To the best of our knowledge, only 4 other cases of unilateral C1 lateral mass hypertrophy have been described in the literature.[5] All of these patients presented with progressive myelopathy and torticollis. The patients ranged from 21 to 54 years of age and were distributed equally in both sexes. Two of these patients had associated syringomyelia and one patient had bifid C1 posterior arch. The authors have also argued that this unilateral atlantal lateral mass hypertrophy could be a defined clinical entity and developmental in origin. Similar to theirs, our patient also presented with myelopathy and torticollis. In addition to C1 lateral mass hypertrophy and syringomyelia, our patient also had associated chiari-I malformation and unilateral absent C1 hemiarch. Hence, the constellation of anomalies in our patient is different than those reported by Goel et al. We also encountered one case report of isolated C1 posterior arch hypertrophy leading to myelopathy.[3] However, there was no lateral mass hypertrophy in that patient. The authors suggested a possibility of prior injury with subsequent periosteal reaction and bony growth as an explanation for the isolated posterior arch hypertrophy. However, we agree with Goel et al. who believe that this rare condition could be developmental in origin. Presence of other anomalies in the CVJ in our case further fostered our assumption as to the etiology of this extremely rare atlantal anomaly. There are reports of compensatory hypertrophy of C1 anterior arch or C2 spinous process in cases of C1 posterior arch hypoplasia.[9] Such findings have been attributed to the increased muscular attachments and attendant increased vascularity. This possibility remained strong in our patient as the C1 lateral mass hypertrophy was on the right side whereas the C1 posterior arch was deficient on the left side. However such compensatory lateral mass hypertrophy has not been described previously.

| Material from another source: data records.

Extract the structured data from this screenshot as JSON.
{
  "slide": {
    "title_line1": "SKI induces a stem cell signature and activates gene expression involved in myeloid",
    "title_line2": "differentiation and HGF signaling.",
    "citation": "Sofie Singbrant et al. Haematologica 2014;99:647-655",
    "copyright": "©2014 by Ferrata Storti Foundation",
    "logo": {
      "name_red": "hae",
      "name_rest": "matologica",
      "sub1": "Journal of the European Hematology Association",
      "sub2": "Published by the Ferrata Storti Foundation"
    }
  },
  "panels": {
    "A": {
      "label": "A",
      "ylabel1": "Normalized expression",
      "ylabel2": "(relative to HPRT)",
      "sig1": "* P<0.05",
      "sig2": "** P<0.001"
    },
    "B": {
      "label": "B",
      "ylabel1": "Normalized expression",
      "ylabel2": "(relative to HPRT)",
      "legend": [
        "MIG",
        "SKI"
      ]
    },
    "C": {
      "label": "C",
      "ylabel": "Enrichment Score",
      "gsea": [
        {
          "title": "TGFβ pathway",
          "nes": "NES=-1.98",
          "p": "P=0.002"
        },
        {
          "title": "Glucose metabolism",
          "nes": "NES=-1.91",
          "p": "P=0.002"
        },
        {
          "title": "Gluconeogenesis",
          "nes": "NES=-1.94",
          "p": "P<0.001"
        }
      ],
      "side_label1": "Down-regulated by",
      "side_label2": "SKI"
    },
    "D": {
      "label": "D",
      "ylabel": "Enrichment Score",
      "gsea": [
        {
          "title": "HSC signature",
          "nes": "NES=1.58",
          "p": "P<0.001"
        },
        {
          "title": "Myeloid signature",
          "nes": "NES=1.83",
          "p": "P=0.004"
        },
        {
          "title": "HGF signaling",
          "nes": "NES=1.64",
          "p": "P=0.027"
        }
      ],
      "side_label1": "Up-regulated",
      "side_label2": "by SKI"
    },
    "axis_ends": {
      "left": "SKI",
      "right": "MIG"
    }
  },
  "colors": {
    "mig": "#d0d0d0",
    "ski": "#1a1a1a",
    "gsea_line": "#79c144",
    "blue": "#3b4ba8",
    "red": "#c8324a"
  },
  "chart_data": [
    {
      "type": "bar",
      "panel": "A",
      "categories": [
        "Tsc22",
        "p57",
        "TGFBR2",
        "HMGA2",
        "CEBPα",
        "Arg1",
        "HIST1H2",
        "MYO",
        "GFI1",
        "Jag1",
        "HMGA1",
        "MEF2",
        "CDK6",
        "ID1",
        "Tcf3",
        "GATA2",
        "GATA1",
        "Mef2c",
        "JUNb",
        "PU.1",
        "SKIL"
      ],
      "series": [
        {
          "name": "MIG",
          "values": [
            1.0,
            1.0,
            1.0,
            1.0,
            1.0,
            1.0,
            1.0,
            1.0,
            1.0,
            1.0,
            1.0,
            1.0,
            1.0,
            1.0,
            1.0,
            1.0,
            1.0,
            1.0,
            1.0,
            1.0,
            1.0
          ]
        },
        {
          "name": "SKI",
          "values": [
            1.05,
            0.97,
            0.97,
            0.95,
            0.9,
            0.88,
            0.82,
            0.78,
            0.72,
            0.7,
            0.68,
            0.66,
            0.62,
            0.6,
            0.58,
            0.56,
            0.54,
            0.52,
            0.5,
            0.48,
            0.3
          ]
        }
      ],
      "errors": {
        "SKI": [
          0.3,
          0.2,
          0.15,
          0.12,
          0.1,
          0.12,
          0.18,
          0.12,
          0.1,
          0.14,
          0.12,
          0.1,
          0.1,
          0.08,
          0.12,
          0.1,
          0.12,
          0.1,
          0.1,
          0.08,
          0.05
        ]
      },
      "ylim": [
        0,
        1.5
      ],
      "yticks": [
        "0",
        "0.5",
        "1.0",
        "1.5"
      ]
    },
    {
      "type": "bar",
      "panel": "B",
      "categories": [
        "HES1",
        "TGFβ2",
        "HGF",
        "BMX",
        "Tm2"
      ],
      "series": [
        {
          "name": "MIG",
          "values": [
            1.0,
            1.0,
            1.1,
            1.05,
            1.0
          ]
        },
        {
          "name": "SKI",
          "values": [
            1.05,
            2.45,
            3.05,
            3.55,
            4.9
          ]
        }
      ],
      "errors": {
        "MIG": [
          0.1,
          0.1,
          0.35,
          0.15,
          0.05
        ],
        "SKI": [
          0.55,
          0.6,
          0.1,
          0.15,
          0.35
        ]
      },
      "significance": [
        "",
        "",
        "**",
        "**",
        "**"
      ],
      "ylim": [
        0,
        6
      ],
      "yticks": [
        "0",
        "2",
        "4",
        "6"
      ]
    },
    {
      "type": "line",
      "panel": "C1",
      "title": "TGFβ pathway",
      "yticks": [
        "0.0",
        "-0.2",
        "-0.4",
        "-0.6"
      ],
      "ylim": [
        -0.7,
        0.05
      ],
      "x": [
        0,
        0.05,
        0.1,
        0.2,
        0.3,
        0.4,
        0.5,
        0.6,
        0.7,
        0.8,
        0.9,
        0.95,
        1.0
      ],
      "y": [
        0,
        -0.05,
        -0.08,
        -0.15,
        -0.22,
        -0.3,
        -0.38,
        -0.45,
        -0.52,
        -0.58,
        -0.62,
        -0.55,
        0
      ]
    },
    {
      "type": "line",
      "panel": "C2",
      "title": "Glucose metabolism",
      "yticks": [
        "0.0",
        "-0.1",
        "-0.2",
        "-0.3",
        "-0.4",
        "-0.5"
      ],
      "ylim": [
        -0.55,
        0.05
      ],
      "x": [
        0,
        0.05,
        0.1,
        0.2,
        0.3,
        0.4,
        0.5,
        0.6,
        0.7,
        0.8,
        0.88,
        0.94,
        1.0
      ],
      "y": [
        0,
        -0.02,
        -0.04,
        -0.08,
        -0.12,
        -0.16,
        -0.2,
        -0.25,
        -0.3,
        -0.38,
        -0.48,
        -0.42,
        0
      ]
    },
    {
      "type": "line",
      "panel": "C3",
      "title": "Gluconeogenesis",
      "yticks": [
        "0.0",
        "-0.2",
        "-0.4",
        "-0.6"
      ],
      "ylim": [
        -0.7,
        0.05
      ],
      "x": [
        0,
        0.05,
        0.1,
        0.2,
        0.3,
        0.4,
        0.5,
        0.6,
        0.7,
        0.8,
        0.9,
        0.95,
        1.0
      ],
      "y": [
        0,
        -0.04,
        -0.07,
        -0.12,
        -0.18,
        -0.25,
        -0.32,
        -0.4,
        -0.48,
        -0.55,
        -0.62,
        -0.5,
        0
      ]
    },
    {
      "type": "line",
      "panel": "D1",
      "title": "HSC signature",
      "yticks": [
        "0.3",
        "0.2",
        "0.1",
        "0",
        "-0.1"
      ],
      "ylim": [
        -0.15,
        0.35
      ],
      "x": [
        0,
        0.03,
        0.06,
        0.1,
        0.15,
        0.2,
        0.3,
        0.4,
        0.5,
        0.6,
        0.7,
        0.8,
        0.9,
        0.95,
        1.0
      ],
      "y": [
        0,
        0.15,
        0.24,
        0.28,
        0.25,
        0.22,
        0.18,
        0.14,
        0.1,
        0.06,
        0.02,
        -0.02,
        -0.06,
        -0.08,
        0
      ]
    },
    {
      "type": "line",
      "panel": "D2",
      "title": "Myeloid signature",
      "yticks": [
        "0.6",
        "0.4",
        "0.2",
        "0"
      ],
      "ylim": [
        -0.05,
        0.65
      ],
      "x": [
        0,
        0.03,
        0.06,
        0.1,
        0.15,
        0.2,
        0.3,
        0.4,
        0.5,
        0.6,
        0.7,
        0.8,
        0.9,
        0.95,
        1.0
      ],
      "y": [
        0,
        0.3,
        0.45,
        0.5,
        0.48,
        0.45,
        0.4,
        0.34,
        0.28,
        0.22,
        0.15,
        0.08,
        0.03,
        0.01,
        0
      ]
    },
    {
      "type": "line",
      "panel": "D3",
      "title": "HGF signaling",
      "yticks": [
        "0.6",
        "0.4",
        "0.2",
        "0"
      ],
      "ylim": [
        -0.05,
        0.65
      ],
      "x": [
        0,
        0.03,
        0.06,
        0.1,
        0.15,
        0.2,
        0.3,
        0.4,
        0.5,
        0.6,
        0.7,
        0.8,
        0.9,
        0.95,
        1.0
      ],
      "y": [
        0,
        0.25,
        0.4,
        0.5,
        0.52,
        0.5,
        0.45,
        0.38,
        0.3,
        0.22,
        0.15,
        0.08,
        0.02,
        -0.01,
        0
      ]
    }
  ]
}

As far as the treatment is concerned, all four patients reported by Goel et al. were operated from posterior approach only.[5] Although only posterior decompression was done in three patients, direct excision of the hypertrophied lateral mass was done in the remaining patient. The last patient was reported to have improved most among 4 and hence Goel et al. maintained that direct excision of the hypertrophied bone is the ideal treatment in such cases. In our patient, we aimed to excise the hypertrophied bone transorally. The transoral route was chosen because it allowed us to drill the hypertrophied bone under direct vision. Moreover, presence of the transverse ligament acted as a safeguard for the cord during the procedure. After dealing with the hypertrophy anteriorly, we did posterior decompression. The remaining C1 hemiarch was removed followed by posterior fusion (O-C2 wiring). We do concede that, the bony hypertrophy probably could have been decompressed from a posterior only approach as mentioned by Goel et al.[5] However the transverse ligament would anyway have become incompetent considering the fact that the inner surface of the lateral mass provides attachment to the ligament. Hence, iatrogenic instability was anyway going to occur whether anterior elements were removed or not. Rather removing the anterior arch and odontoid allowed wider working space in order to drill the impinging hypertrophied lateral mass. Moreover, the transverse ligament, lying anterior to the cord, provided a safeguard against retraction and drill bit related injury to the anterolateral aspect of the cord whereas no such protection is available posteriorly.

CONCLUSION

Unilateral lateral mass hypertrophy of the atlas is an extremely uncommon developmental anomaly and may cause myelopathy either on its own or in combination with other anomalies like tonsillar ectopia. Decompression of the bony overgrowth impinging the cord is the most effective treatment and can be accomplished either anteriorly or posteriorly. More such cases need to be reported for having further insight into this rare anomaly and formulating a uniform management plan for such patients.